Our specific action is to 'Develop a behavioural change intervention strategy'. Developing an 'intervention strategy' seems to imply a 'plan and implement' (waterfall approach) antithetical to the 'test and learn' (agile approach) with its emphasis 'on short development cycles and constant testing – the learning from which is fed back into the development cycle.'
This has prompted us to consider what we mean by test and learn in this context and what that would involve. 'Test and learn' typically involves taking 'one action with one group of customers, a different action (or often no action at all) with a control group, and then comparing the results. The outcomes are simple to analyze, the data are easily interpreted, and causality is usually clear. The test-and-learn approach is also remarkably powerful.' (From: A Step-by-Step Guide to Smart Business Experiments)
So can we develop a 'test and learn intervention strategy'? Henry Mintzberg (a management expert) in a classic 1987 article, talks about 'crafting strategy', 'Now imagine someone crafting strategy. A wholly different image likely results, as different from planning as craft is from mechanization.

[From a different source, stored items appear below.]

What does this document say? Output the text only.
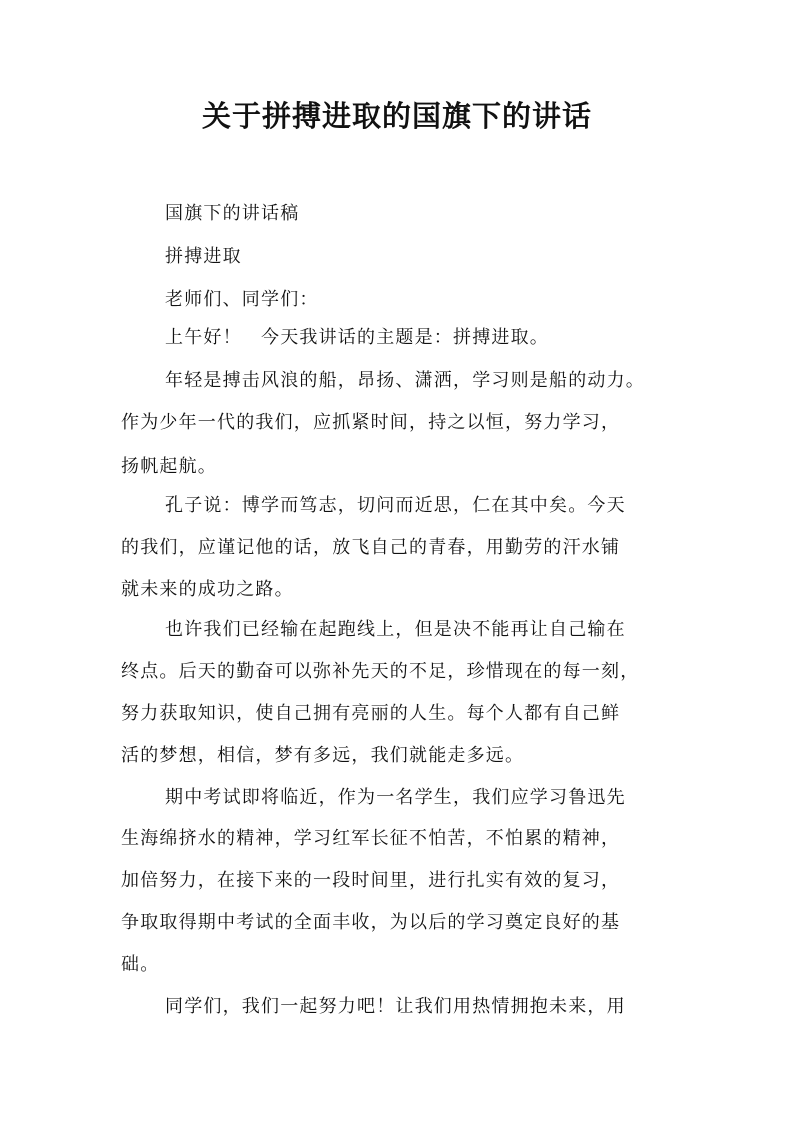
关于拼搏进取的国旗下的讲话
国旗下的讲话稿
拼搏进取
老师们、同学们：
上午好！　今天我讲话的主题是：拼搏进取。
年轻是搏击风浪的船，昂扬、潇洒，学习则是船的动力。
作为少年一代的我们，应抓紧时间，持之以恒，努力学习，
扬帆起航。
孔子说：博学而笃志，切问而近思，仁在其中矣。今天
的我们，应谨记他的话，放飞自己的青春，用勤劳的汗水铺
就未来的成功之路。
也许我们已经输在起跑线上，但是决不能再让自己输在
终点。后天的勤奋可以弥补先天的不足，珍惜现在的每一刻，
努力获取知识，使自己拥有亮丽的人生。每个人都有自己鲜
活的梦想，相信，梦有多远，我们就能走多远。
期中考试即将临近，作为一名学生，我们应学习鲁迅先
生海绵挤水的精神，学习红军长征不怕苦，不怕累的精神，
加倍努力，在接下来的一段时间里，进行扎实有效的复习，
争取取得期中考试的全面丰收，为以后的学习奠定良好的基
础。
同学们，我们一起努力吧！让我们用热情拥抱未来，用
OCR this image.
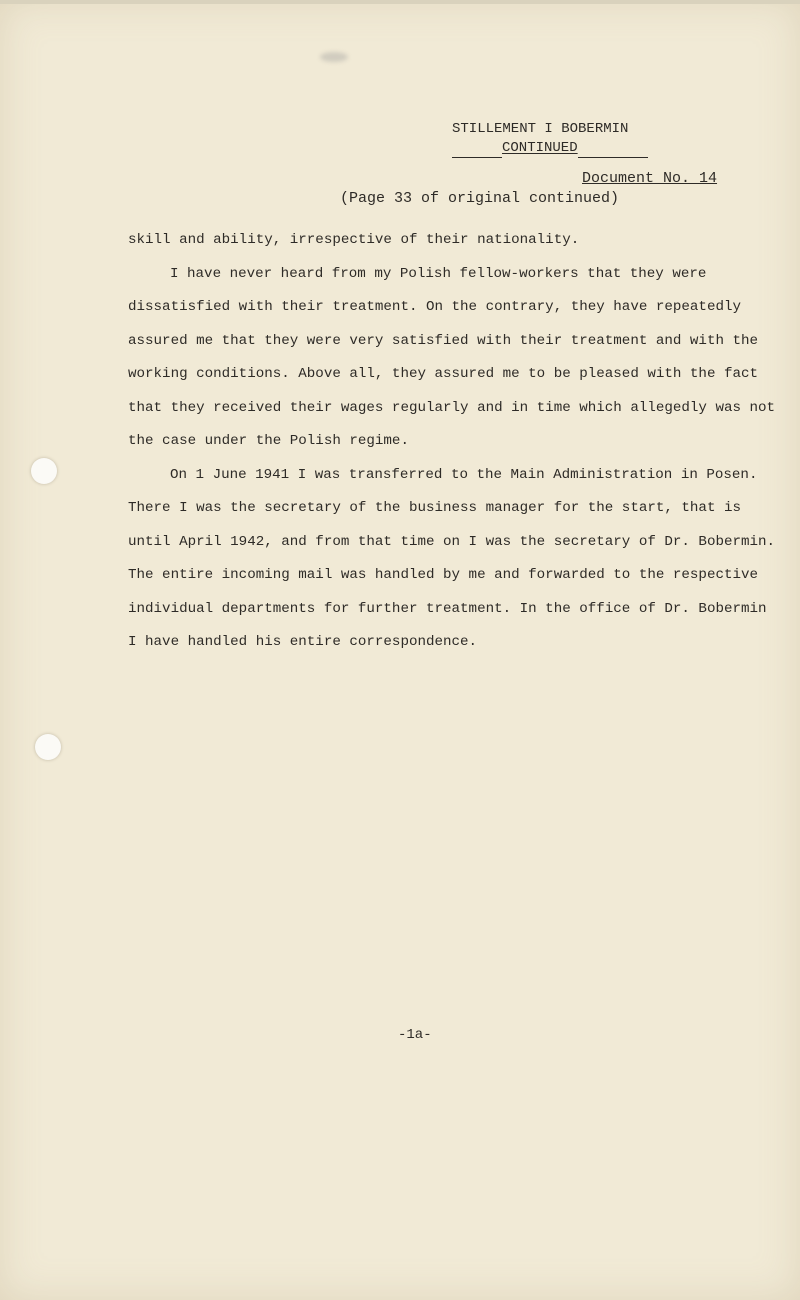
STILLEMENT I BOBERMIN
CONTINUED
Document No. 14
(Page 33 of original continued)

skill and ability, irrespective of their nationality.

I have never heard from my Polish fellow-workers that they were dissatisfied with their treatment. On the contrary, they have repeatedly assured me that they were very satisfied with their treatment and with the working conditions. Above all, they assured me to be pleased with the fact that they received their wages regularly and in time which allegedly was not the case under the Polish regime.

On 1 June 1941 I was transferred to the Main Administration in Posen. There I was the secretary of the business manager for the start, that is until April 1942, and from that time on I was the secretary of Dr. Bobermin. The entire incoming mail was handled by me and forwarded to the respective individual departments for further treatment. In the office of Dr. Bobermin I have handled his entire correspondence.

-1a-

Craft evokes traditional skill, dedication, perfection through the mastery of detail. … Formulation and implementation merge into a fluid process of learning through which creative strategies evolve.'
He continues with the image of a potter crafting a pot and develops the analogy to the point where he says 'My point is simple, deceptively simple: strategies can form as well as be formulated. A realized strategy can emerge in response to an evolving situation.' This thinking fits well with the test and learn approach.
Thomas Davenport, in an excellent article 'How to design smart business experiments' tells us that 'Tests are most reliable where many roughly equivalent settings can be observed'. That holds true in our situation when we are looking at many locations where the new job role will be. But he also says 'Formalized testing can provide a level of understanding about what really works that puts more intuitive approaches to shame. In theory, it makes sense for any part of the business in which variation can lead to differential results. In practice, however, there are times when a test is impossible or unnecessary.'
So our question is can we design an appropriate experiment that will lead to us forming an intervention strategy? Davenport offers an approach:
1: Create or Refine Hypothesis
2: Design Test
3: Execute Test
4: Analyse Test
5: Plan Rollout
7. Add to Learning Library
Steps 1 and 2 are likely to be the most difficult to design. A hypothesis around 'behavioural change' involves a vast number of variables: manager style, tools to do the job, training that contributes, characteristics of job holder, customer expectations, etc. not to mention competing theories of behaviour change. An excellent handbook Reference Report: An overview of behaviour change models and their uses will be helpful in thinking this aspect through.
So we'll give it a go and see what we learn. What is your experience of test and learn around behaviour change? Let me know.